Dialysis Services See details

Humana Value Choice H5216-456 (PPO) covers Dialysis Services with no copay and a 20% coinsurance. Prior authorization is required for these services.

Medical Equipment See details

Humana Value Choice H5216-456 (PPO) covers medical equipment, including durable medical equipment (DME) and prosthetics with a 15% coinsurance and no copay. Diabetic supplies are covered with a 10% to 20% coinsurance and no copay, while diabetic therapeutic shoes and inserts require a $10 copay.

Diagnostic and Radiological Services See details

Humana Value Choice H5216-456 (PPO) covers diagnostic and radiological services, featuring no coinsurance and no copay for lab services, alongside a $0 to $50 copay for diagnostic procedures. Diagnostic radiological services carry a copay starting at $0, outpatient X-rays have no copay, and therapeutic radiological services require a minimum 20% coinsurance.

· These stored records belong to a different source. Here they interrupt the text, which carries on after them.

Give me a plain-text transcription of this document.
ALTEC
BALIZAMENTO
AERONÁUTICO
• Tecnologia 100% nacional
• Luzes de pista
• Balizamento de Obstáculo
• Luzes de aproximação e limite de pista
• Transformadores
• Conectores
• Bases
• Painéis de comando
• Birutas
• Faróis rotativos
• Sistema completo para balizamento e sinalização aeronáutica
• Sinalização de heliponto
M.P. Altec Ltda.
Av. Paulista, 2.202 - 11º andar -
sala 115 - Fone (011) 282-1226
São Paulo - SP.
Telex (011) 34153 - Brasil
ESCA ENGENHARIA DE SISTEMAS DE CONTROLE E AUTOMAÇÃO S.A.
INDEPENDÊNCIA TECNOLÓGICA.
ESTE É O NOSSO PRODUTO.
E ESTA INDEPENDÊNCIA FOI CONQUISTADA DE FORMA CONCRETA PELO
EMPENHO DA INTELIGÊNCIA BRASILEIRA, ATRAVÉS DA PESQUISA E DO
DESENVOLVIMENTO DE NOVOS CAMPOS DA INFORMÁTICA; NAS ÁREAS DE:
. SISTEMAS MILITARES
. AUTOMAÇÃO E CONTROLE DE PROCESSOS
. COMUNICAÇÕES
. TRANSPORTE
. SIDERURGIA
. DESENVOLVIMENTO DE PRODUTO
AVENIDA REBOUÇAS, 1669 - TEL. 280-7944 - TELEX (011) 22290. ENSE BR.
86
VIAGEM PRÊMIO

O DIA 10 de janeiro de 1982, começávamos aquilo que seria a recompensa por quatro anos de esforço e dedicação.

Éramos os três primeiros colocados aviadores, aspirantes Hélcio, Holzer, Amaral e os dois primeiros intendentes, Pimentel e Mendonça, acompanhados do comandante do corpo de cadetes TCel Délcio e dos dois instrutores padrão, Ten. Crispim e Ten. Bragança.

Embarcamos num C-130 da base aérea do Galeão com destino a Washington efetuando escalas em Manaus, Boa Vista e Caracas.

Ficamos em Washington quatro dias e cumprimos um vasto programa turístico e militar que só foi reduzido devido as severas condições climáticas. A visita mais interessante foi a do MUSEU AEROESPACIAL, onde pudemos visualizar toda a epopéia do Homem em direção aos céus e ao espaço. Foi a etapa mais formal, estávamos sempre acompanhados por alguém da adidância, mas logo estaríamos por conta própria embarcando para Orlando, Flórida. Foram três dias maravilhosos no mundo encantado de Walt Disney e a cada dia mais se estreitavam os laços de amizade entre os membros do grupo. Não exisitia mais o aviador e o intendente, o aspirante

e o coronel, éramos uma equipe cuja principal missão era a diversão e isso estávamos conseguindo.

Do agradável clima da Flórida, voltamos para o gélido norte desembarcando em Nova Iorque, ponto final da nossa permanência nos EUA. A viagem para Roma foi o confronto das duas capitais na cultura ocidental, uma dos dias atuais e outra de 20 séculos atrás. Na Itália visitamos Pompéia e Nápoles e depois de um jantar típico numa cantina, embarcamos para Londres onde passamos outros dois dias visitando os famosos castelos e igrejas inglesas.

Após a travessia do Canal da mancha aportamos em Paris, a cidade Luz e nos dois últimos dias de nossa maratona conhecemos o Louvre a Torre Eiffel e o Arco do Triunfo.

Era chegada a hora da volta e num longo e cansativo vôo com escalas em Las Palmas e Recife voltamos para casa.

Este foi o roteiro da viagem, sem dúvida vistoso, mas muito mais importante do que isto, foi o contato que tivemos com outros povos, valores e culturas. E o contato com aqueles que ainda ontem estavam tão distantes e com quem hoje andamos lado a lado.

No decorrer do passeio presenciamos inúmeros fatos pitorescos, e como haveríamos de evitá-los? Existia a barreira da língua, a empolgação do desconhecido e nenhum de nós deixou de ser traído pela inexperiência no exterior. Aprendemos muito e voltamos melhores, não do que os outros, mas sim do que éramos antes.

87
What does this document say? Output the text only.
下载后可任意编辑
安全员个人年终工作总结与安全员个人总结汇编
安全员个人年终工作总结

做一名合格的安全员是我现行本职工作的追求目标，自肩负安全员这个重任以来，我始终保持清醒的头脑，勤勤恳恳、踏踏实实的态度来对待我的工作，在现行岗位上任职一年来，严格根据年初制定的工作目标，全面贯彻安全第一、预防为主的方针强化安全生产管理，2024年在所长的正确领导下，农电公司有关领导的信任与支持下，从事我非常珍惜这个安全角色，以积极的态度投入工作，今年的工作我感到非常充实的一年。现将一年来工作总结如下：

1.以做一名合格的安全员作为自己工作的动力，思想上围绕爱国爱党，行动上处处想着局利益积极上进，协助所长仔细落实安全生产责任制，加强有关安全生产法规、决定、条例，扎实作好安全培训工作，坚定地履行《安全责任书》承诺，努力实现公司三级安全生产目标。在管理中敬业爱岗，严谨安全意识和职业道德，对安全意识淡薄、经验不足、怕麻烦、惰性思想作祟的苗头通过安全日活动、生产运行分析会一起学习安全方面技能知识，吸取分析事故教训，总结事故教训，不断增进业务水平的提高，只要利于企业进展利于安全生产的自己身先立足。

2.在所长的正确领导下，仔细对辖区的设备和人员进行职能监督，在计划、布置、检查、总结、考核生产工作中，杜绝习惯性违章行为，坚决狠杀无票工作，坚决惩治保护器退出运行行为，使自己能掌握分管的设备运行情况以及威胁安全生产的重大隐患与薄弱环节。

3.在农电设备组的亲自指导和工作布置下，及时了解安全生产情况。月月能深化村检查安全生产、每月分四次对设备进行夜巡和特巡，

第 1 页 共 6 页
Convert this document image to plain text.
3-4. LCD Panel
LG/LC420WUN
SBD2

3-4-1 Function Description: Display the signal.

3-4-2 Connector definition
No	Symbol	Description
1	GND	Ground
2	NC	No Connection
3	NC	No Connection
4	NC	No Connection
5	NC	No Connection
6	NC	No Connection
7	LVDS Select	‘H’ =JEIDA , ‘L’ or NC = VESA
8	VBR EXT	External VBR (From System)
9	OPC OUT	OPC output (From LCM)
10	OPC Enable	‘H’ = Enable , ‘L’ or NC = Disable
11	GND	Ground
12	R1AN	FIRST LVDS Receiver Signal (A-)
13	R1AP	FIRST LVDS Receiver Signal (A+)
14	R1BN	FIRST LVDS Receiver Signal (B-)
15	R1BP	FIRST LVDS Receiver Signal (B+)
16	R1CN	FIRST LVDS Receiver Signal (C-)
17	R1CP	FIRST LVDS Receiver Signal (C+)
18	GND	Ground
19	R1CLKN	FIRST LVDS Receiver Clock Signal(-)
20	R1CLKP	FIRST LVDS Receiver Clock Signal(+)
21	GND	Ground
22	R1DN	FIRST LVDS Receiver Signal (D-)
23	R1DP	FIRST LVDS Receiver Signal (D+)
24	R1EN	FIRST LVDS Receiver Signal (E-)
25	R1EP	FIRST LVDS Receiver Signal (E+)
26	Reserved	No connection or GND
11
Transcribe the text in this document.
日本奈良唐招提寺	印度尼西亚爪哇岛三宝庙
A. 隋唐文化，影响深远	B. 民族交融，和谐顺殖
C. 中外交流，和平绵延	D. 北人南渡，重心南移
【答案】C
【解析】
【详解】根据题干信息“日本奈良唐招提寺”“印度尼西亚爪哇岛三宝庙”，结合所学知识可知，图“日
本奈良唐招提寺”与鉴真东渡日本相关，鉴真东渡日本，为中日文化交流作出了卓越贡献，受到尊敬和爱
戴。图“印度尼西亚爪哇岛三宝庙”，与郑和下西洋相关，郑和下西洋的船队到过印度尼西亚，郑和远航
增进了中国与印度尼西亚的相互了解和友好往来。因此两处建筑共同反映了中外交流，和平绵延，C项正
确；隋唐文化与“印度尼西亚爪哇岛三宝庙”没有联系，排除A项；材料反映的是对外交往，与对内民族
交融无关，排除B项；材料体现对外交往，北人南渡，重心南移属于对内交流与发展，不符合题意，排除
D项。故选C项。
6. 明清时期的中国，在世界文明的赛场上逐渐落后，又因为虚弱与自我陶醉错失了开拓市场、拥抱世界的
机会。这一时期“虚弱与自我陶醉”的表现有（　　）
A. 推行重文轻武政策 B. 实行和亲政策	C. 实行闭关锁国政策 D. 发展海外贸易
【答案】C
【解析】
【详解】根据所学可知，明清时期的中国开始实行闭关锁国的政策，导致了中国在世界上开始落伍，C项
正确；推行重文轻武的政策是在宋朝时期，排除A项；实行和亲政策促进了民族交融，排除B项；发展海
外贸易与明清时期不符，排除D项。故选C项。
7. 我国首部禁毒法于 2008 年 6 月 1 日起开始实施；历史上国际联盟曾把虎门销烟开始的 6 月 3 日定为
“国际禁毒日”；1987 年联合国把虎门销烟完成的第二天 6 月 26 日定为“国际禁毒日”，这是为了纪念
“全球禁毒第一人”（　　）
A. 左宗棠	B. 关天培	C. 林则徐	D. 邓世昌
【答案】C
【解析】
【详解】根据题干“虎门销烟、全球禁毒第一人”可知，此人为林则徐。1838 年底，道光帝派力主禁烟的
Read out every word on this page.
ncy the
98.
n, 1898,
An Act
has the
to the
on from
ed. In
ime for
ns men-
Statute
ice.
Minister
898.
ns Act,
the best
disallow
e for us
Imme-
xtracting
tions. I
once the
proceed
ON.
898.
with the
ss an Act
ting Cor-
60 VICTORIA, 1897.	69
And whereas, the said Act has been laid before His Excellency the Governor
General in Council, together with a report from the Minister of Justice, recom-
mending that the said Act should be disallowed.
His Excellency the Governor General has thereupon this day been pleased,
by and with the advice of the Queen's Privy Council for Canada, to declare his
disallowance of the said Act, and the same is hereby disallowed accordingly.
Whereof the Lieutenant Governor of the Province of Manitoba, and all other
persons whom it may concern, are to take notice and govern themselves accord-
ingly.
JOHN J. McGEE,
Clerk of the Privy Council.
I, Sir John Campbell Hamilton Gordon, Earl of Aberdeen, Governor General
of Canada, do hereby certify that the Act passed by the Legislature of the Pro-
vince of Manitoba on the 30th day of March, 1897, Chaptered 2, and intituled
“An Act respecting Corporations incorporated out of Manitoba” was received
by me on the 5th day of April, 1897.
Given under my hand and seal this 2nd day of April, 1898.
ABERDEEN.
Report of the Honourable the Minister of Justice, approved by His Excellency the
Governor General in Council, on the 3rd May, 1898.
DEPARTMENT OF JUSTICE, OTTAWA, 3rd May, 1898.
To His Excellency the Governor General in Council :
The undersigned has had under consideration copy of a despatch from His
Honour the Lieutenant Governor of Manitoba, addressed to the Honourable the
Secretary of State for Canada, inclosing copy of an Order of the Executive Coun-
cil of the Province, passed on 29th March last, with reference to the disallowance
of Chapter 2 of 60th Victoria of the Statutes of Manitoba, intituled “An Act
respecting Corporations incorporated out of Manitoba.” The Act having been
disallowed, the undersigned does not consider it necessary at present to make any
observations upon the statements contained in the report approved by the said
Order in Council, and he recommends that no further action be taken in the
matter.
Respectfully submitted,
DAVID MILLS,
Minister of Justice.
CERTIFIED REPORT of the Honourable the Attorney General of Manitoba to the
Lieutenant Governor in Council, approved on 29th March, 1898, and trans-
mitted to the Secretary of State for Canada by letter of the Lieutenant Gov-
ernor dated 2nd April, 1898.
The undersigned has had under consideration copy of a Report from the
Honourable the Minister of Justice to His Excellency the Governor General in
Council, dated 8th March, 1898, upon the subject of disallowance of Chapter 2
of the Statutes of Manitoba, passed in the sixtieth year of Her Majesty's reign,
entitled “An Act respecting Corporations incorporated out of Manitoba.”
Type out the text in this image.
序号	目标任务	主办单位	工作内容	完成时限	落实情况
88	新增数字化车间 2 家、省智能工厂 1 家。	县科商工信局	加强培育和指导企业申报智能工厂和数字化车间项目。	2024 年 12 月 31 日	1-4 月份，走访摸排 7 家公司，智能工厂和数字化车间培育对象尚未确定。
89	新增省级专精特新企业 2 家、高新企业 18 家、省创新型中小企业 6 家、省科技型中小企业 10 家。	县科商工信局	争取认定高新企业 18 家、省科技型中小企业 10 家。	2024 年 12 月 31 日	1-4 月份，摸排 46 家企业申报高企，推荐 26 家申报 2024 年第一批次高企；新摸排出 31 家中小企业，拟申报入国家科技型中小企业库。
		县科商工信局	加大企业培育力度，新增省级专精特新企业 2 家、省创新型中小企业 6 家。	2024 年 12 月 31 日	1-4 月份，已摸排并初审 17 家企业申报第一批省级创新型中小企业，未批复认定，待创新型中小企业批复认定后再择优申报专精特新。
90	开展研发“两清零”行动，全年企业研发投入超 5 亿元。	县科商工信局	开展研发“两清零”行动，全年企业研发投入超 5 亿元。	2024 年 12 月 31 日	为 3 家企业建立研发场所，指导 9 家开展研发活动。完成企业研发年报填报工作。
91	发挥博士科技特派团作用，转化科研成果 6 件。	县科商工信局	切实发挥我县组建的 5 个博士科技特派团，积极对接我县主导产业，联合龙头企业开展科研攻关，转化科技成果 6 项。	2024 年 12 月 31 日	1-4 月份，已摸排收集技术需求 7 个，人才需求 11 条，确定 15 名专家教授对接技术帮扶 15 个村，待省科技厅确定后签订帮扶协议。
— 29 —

Home Health Services See details

Home health services are covered by the Humana Value Choice H5216-456 (PPO) plan with no copay and no coinsurance. Prior authorization is required for these services.

Cardiac Rehabilitation Services See details

Cardiac rehabilitation services under the Humana Value Choice H5216-456 (PPO) require prior authorization and feature no coinsurance, though only some services are covered while standard cardiac, intensive cardiac, pulmonary, and SET for PAD rehabilitation services are not covered and require a $10 copay.

Skilled Nursing Facility (SNF) See details

Humana Value Choice H5216-456 (PPO) covers Skilled Nursing Facility (SNF) services with no coinsurance, featuring no copay for days 1 to 20 and days 66 to 100, and a $218 daily copay for days 21 to 65. Prior authorization is required, a prior three-day hospital stay is not required, and additional days beyond the 100-day Medicare limit are not covered.

Other Services See details

Humana Value Choice H5216-456 (PPO) covers acupuncture with a $10.00 copay and no coinsurance for up to 20 treatments yearly, with prior authorization required. Over-the-counter items and chronic illness meal benefits are also covered with no copay and no coinsurance, while some other services are not covered.